NBC to have 1:1 student-computer ratio by 2022

by Mary Le Arneal
Published 11/22/17

With the approval of the NBC school board at its Nov. 12 meeting, North Bend Central is on its way to having every student in the district assigned their own computer by 2022.

High school principal Brenda Petersen reported how well the middle school 1:1 Chromebook program is going. With that in mind, superintendant Dan Endorf said the next goal will be for every K-12 NBC student having access to a Chromebook laptop, Mac computer or iPad. Petersen said each student will have something fitting their maturity and grade level. At the elementary level there will be carts with iPads or Chromebooks for the students to use in the classroom. Elementary computers would stay at school, but middle and high school students would be able to take their assigned computer home.

Costs will range from $90,000 to $145,000 a year for the next four years. Endorf said there should be a savings of $10,000 or more on paper, toner, copy machine rental, etc.

The board approved the four-year plan to implement technology to a 1:1 ratio.
The board had reviewed the two options for the 2018-2019 school calendar at the October meeting and asked for faculty input. The teachers overwhelming chose the option with the first day of school for students being Aug. 14.

Christmas break will be Dec. 20 to Jan. 1. Endorf said that this is eight years running the students have had a long Christmas break.

The board reviewed the insurance renewal quote submitted by Steve Grueber of North Bend Insurance. After discussion it was decided to increase the school property deductible from $5,000 to $25,000 for a savings of $12,204. If there would be a need for a settlement of a large claim, the board would use the money in the contingency fund.

Elementary principal Tessie Beaver spoke to the board about the new reading program they are adopting. She said the students will be doing more work on the computer and summarized the many options this curriculum will allow.

A report on the greenhouse to be built with seed money from Monsanto showed a projected cost of $67,500 for material and $35,000 for site preparation. A capital campaign has been started with a total of $40,250 in grants received so far. Multiple other grants have been applied for, with expected awards upcoming. The board approved allocating up to $75,000 to complete the building of the greenhouse if not covered by grants. The goal is to have the greenhouse functional for the 2018-2019 school year.

IT assistant Nicole Rasmussen will work and teach in the greenhouse for two periods a day next school year. She has previously been an FFA instructor in a greenhouse setting. She will continue as IT assistant for the rest of the school day with a technology assistant to be hired.
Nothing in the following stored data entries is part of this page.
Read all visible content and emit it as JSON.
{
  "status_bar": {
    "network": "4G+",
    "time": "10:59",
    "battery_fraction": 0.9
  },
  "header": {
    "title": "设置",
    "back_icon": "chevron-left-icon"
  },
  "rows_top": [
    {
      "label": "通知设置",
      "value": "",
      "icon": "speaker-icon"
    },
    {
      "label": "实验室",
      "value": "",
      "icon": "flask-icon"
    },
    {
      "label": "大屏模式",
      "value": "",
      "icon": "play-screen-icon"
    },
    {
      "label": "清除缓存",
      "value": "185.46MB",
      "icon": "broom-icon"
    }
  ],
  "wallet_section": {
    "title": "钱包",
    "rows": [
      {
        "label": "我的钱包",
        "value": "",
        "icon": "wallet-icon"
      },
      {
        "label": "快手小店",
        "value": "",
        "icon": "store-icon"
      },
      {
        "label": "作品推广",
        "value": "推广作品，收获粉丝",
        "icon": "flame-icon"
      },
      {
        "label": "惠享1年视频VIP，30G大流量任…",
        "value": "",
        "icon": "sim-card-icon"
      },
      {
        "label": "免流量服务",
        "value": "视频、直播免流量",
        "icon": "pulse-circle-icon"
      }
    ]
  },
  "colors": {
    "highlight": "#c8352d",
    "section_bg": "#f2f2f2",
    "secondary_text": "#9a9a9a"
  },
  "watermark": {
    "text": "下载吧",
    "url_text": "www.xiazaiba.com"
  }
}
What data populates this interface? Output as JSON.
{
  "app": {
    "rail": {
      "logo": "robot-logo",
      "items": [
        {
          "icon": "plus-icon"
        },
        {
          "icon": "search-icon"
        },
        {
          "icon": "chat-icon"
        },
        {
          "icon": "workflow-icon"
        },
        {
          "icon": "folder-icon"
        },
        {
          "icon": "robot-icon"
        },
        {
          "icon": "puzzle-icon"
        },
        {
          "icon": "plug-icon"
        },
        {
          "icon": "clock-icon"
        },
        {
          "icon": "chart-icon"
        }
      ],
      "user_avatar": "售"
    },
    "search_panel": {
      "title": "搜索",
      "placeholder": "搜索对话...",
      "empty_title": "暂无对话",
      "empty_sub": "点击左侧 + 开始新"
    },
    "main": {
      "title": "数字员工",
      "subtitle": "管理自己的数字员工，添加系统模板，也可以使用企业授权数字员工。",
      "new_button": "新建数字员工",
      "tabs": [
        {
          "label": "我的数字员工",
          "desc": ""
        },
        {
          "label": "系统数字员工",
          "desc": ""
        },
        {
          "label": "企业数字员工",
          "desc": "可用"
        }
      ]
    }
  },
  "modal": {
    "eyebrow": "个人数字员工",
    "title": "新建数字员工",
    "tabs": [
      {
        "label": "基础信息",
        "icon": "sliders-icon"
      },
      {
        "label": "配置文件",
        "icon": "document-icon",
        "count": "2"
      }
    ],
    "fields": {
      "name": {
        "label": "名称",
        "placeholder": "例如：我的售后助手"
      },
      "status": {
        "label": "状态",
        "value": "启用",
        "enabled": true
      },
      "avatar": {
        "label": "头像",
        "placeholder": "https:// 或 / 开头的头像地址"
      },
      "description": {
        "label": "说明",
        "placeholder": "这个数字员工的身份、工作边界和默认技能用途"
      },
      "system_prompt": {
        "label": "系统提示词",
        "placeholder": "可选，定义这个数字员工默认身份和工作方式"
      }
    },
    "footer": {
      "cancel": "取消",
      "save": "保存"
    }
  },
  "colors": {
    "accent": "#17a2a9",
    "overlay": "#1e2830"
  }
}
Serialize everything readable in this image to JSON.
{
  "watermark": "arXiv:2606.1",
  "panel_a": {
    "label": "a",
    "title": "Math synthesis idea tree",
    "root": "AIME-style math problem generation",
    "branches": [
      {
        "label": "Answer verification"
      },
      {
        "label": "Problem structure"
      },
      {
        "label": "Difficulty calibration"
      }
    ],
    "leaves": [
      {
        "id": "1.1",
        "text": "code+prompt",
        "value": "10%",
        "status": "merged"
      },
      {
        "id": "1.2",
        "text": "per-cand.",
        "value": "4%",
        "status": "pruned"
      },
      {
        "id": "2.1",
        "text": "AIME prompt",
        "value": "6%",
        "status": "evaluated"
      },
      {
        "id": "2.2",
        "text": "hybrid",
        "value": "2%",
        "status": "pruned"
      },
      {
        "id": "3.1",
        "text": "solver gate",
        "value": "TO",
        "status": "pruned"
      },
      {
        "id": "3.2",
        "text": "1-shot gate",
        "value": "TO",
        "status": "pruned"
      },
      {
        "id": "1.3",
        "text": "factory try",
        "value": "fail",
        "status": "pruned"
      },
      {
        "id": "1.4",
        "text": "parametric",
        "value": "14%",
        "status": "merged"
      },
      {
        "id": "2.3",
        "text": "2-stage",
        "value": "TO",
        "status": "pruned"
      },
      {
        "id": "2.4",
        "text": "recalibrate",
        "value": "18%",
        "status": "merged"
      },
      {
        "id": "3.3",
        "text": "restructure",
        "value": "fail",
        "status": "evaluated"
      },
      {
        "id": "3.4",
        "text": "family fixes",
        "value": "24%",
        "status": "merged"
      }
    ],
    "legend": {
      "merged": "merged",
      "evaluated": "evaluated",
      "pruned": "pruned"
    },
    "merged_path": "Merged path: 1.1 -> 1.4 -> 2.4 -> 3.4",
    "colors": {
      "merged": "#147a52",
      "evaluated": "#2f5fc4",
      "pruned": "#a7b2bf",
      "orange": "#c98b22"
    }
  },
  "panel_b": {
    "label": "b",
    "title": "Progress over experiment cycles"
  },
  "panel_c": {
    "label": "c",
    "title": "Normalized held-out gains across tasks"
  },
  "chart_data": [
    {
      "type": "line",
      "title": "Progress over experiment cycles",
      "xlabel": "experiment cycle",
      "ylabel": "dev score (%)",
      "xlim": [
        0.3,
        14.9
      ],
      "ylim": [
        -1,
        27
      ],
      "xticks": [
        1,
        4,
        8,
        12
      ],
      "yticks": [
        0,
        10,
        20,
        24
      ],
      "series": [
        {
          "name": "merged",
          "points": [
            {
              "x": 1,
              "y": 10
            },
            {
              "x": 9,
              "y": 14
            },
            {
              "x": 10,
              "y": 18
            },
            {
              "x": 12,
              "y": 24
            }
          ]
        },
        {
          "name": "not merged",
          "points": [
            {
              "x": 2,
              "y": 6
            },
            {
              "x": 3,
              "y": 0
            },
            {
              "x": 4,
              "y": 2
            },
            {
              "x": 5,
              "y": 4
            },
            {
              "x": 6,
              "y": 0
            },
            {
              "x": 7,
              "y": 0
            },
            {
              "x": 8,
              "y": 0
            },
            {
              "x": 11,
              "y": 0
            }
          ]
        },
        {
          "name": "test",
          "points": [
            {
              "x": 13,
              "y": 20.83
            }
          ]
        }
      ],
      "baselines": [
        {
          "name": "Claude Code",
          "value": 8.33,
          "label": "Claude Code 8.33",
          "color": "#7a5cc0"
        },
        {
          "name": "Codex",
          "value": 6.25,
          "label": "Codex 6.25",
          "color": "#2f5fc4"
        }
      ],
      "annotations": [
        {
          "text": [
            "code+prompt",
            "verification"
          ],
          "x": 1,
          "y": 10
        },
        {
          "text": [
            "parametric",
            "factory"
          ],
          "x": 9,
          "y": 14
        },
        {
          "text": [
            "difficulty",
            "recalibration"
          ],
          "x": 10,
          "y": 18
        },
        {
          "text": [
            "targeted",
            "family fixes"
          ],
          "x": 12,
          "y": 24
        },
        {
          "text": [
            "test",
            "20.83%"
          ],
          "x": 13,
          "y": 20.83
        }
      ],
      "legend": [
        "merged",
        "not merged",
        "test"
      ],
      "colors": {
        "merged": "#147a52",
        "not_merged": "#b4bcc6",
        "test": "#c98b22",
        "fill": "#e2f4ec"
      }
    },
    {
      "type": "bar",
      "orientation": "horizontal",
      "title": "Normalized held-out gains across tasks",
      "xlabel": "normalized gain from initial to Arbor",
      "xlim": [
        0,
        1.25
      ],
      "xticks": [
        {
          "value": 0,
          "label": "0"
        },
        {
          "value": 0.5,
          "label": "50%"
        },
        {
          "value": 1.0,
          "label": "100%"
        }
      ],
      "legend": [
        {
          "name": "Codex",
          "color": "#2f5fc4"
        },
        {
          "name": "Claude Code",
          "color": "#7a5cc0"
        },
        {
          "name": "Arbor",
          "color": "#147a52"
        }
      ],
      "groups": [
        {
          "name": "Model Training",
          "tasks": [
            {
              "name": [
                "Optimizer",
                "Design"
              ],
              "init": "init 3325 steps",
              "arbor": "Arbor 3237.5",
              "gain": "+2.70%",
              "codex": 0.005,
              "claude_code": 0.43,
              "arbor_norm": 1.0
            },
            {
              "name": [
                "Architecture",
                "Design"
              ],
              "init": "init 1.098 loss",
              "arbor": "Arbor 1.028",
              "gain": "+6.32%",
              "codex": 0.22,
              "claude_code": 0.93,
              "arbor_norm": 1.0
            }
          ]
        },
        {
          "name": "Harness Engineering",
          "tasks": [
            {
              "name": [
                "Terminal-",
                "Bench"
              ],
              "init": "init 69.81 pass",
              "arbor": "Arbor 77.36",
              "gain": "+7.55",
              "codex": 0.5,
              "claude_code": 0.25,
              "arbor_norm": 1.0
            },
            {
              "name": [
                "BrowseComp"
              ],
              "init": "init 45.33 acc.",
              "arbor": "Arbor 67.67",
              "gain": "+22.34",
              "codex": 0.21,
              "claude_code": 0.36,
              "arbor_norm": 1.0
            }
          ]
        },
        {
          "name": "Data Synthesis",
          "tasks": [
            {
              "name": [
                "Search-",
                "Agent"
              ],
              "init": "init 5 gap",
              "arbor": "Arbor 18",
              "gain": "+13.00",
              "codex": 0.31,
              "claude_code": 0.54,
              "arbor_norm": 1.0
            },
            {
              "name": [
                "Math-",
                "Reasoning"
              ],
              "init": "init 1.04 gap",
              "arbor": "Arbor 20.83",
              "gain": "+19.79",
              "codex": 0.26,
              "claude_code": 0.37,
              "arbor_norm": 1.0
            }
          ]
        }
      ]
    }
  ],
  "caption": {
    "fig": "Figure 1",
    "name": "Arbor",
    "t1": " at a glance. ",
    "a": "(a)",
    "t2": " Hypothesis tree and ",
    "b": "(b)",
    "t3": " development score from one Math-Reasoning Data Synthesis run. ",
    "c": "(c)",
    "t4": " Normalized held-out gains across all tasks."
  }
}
The board finished its meeting examining the three-year facility plan. In addition to the greenhouse, updating of the elementary playground and relocating administrative offices in the elementary building was in the plans for summer 2018.

Board member Bob Feurer brought up an option of instead of updating the playground now, building eight new classrooms east of the present 1958 classrooms, then tearing down the old classrooms and putting the playground there.

“After the expense of the remodeling, we will still have an old building,” Feurer said. “It would be just as cost effective to put up new walls, new plumbing rather than piecemeal. Get it done in one fell swoop.”

Other board members expressed interest in the idea. Endorf said they could still let the bids out for the playground update in November with time to consider this option. Endorf will speak to architect Bob Soukup to get cost estimates on this different option.

The next board meeting will Dec. 11 at 7 p.m. at the high school.